No me río de los que estáis deprimidos. Al menos hoy no. Al menos no en vuestra cara. Pero sí siento cierta rabia pacífica por los que no lo están aún y lo buscan incansablemente. No puedo con esos Leonards Cohens de la vida.

Sólo unos pocos pueden construir rascacielos y marearse tanto con la altura que nunca se sientan decaídos, para todos los demás está mover el culo y la humildad. Porque, admitámoslo, después de Pablo Iglesias, no hay nada más egocéntrico que deprimirse. Un poquito de pudor, hombre…

Pablito

 

DE LAS MUJERES SEGÚN WOODY ALLEN

Mi opinión sobre Woody Allen a los doce años era muy simple: “este jambo es un cutre”. Todas sus películas tenían una fotografía otoñal demasiado deprimente para mi pubertad. Los actores parecían estar a punto de caramelo de la menopausia. También los hombres, que en cierto modo resultaban feminizados por la pedantería y esos ademanes de intelectual flácido. Los personajes masculinos en el cine de Woody Allen, sin necesidad de estar gordos, por norma general parecen tener un índice de grasa corporal más propio de una mujer que de un tío; si entendemos por tío alguien como Zac Efron –tutto fibra-. El otro día, por ejemplo, intentando ver Café Society no dejaba de observar al viscoso de Jesse Eisenberg y pensar en que posiblemente podría hundir mi dedo índice en su abdomen hasta acabar sumergiendo en su cuerpo la longitud entera de mi brazo. Como si estuviera hecho de merengue o de pasta putrefacta cárnica de zombie, no lo sé. Algo inconsistente y muy mórbido, en cualquier caso.

Luego me fui haciendo mayor y Woody también y la gente que salía en sus películas empezó a ser más guapa.
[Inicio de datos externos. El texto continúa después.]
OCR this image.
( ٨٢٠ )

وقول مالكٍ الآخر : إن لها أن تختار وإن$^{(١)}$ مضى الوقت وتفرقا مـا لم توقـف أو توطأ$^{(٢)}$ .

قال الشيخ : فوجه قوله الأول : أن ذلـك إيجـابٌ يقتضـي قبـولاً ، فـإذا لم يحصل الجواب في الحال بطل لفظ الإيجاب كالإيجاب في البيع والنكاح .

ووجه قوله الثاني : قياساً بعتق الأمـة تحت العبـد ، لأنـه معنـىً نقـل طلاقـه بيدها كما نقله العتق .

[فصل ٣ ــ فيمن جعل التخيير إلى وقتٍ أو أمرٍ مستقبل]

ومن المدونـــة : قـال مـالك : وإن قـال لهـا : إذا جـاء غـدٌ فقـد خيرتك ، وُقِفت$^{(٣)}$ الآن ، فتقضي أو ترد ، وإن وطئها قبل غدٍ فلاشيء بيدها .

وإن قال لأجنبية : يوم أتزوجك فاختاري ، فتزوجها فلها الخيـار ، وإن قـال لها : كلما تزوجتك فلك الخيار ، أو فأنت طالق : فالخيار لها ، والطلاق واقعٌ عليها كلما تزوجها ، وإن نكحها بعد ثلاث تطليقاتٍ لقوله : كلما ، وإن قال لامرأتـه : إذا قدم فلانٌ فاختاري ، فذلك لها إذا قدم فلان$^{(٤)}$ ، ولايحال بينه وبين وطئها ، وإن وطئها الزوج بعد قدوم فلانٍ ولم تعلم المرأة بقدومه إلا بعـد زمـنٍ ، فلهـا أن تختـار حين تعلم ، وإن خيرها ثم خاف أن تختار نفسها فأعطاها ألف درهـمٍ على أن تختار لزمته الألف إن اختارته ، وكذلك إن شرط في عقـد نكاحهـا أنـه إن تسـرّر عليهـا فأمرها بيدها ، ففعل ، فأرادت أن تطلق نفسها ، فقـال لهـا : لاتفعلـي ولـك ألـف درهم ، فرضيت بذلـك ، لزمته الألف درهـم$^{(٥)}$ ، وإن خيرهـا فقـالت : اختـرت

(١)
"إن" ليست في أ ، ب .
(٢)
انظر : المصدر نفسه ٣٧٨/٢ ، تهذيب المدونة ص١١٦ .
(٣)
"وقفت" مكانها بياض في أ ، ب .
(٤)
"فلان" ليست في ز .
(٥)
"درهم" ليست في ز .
Los tonos marrones, caqui y verde chaqueta de lana de profesor de filosofía se convirtieron en naranjas muy luminosos. Como si al acercarse al final de su vida hubiese decidido cambiar el otoño por la primavera para reforzar su negación de la muerte. Y por la misma razón, todos los argumentos de sus películas se volvieron significativamente más frívolos. Los hombres, en muchos casos, han seguido siendo iguales, eso sí. De no salir él, siempre habrá algún fofo pesado dispuesto a imitarle: como Kenneth Branagh, Owen Wilson o John Cusack. Pero las mujeres no. Las chicas ya son otra historia, ¿verdad, sátiro?